Sensor de aparcamiento Bosch para vehículos Citroën y Peugeot. Es de Citroën C5 II.
Sensor de estacionamiento PDC de la marca Bosch, diseñado para ofrecer detección fiable en maniobras de aparcamiento. Este sensor es una pieza de recambio habitual en vehículos del grupo Stellantis y suele buscarse por referencias como 9649614177, 0263003246 o 6590A5. Está pensado tanto para profesionales del taller como para aficionados al bricolaje que realizan reparaciones y reemplazos por su cuenta.
Información técnica
- Fabricante: Bosch
- Modelo: Citroën C5 II
- Códigos de producto: 9649614177, 0263003246, XT, 6590A5
- Otros números: 263003246, 9649614177XT
Compatibilidad y aplicaciones
Sensor compatible con variantes del grupo Stellantis que utilizan el mismo tipo de sensor PDC montado en el parachoques trasero. Debe comprobarse la referencia del sensor en el vehículo antes del montaje; las referencias indicadas son las más habituales asociadas a Citroën C5 II y modelos afines de Citroën/Peugeot.
Instalación y pasos recomendados
- Retirar el parachoques o acceder al paso de rueda según el procedimiento del modelo para acceder al alojamiento del sensor.
- Desconectar la batería o la alimentación del circuito eléctrico antes de manipular conectores para evitar cortocircuitos o errores en la unidad de control.

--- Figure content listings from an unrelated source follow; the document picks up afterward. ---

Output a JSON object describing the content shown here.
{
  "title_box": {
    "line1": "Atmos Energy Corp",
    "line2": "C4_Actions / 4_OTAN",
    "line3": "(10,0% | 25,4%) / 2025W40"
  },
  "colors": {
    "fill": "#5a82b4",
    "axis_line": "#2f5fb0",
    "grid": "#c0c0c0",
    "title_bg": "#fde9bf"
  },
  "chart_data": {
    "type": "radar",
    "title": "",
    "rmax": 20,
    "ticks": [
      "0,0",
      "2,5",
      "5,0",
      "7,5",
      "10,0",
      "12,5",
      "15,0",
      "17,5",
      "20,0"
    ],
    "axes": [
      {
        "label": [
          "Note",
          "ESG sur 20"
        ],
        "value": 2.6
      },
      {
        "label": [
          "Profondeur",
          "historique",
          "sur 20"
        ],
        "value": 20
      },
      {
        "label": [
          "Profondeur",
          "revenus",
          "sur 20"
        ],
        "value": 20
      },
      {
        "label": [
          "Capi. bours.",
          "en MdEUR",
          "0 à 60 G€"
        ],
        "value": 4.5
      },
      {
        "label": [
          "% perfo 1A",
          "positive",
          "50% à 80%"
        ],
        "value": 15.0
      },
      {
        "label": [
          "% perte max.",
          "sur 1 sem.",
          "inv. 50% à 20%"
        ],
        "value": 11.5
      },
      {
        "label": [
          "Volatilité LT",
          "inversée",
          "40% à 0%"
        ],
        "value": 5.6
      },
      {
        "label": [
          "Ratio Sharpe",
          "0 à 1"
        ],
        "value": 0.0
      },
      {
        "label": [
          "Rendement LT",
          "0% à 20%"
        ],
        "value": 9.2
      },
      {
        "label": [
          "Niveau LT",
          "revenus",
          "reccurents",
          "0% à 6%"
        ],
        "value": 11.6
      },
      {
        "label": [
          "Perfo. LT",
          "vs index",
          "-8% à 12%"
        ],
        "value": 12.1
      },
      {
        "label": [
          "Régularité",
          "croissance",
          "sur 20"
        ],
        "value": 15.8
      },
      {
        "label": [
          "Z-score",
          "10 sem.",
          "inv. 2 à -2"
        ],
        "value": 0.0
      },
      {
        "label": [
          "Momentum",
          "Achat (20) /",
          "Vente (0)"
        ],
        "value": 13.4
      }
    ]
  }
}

- Desconectar el conector eléctrico del sensor y liberar el sensor de sus retenes o clips de sujeción.
- Montar el nuevo sensor orientándolo correctamente (la cara sensible hacia el exterior); encajar hasta que quede firme en su alojamiento.
- Comprobar conexiones y proteger las zonas de paso de agua; volver a montar parachoques y elementos extraídos.
- Realizar una prueba funcional: arrancar el vehículo, activar el sistema PDC y verificar detección. Si se dispone, realizar una comprobación con herramienta de diagnóstico para borrar códigos y confirmar comunicación con la unidad PDC.
Motivo más frecuente de fallo
- Impactos y golpes en el parachoques que dañan el emisor/receptor del sensor.
- Entrada de humedad y corrosión en el conector o en la propia electrónica del sensor.
- Acumulación de suciedad, barro o sal que reduce la sensibilidad y provoca lecturas erróneas.
- Conectores y cableado dañados por rozaduras, corrosión o manipulación incorrecta.
- Fallo por envejecimiento electrónico tras años de exposición a agentes atmosféricos.
Consejo práctico: Al reemplazar el sensor, revisar siempre el estado de los conectores y el arnés; un sensor nuevo con conector en mal estado puede presentar errores inmediatos. La sustitución suele ser rápida si se dispone de acceso cómodo al alojamiento del sensor, pero la comprobación final con el vehículo en condiciones reales de maniobra es imprescindible para garantizar el correcto funcionamiento.